- Also known as: The Incredible Hagen
- Born: Hagen Friedrich Liebing 18 February 1961 Berlin, Germany
- Died: 25 September 2016 (aged 55) Berlin, Germany
- Genres: Punk rock
- Occupations: Musician, music journalist
- Instrument: Bass

= Hagen Liebing =

German musician (1961–2016)

Hagen Friedrich Liebing (18 February 1961 – 25 September 2016), nicknamed "The Incredible Hagen", was a German musician and journalist, best known as the bassist for the influential punk band Die Ärzte.

In 1986, drummer Bela B invited him to join Die Ärzte. The two knew each other from early Berlin punk days. The band disbanded in 1988. Liebing tried his hand at journalism shortly thereafter.

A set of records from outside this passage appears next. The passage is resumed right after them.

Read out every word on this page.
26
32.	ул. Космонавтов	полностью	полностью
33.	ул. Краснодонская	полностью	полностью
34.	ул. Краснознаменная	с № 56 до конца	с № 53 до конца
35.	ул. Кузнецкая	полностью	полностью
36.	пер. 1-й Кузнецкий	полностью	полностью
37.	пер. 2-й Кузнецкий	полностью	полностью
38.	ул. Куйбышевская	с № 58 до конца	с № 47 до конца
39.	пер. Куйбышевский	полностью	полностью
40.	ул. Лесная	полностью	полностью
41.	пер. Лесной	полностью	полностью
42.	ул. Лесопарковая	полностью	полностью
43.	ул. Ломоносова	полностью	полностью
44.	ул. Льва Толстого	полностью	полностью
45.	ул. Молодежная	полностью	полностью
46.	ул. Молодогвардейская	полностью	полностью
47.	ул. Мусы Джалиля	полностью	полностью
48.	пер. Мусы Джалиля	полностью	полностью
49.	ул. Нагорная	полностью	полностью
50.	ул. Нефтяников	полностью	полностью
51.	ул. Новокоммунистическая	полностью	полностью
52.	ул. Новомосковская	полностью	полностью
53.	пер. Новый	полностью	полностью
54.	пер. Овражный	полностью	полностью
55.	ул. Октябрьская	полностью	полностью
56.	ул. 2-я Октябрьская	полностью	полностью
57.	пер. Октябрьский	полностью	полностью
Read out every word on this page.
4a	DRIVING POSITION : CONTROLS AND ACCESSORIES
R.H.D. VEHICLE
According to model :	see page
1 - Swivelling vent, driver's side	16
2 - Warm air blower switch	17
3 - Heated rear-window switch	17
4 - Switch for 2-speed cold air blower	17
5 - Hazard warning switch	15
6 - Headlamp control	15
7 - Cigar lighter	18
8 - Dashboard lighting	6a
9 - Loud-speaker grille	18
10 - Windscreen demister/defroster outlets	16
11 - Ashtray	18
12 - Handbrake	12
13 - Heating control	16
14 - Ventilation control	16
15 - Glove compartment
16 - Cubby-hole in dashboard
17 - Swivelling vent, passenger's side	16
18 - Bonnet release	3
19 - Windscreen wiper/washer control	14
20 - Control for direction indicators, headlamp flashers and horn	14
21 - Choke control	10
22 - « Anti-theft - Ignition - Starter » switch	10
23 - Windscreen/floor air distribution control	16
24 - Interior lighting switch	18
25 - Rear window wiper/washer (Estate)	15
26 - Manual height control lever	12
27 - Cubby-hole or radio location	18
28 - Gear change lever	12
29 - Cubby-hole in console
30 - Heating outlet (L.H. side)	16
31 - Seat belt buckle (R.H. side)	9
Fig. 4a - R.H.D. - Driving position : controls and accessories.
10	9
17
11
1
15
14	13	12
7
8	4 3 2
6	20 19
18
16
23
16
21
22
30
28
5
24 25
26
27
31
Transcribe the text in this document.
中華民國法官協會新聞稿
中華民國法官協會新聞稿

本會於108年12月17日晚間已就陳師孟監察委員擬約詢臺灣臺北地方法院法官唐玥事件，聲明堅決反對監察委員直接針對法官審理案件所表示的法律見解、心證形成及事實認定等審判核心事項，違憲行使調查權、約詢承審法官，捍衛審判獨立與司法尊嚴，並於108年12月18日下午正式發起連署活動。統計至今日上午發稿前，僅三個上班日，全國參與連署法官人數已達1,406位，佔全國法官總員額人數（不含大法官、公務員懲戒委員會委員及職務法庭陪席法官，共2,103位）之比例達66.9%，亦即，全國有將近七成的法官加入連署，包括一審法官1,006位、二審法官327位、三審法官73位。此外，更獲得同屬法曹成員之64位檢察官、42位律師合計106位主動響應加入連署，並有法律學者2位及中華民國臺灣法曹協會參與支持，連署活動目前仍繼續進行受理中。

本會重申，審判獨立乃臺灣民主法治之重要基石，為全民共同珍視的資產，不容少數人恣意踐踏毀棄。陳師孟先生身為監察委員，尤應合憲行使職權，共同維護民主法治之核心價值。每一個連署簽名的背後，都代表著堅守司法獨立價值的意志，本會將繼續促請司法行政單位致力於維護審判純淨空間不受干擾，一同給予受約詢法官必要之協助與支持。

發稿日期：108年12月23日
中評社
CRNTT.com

He wrote several articles for Der Tagesspiegel, and was the senior music editor of Tip Berlin since the mid-1990s.

When Die Ärzte reunited in 1993, Liebing did not join them. However, he did join them on stage as a special guest in 2002. In 2003, he published his memoirs The Incredible Hagen – My Years with Die Ärzte. From 2003 to 2010, he headed the Press and Public Relations at the football club Tennis Borussia Berlin.

Liebing died in Berlin on 25 September 2016 from a brain tumor.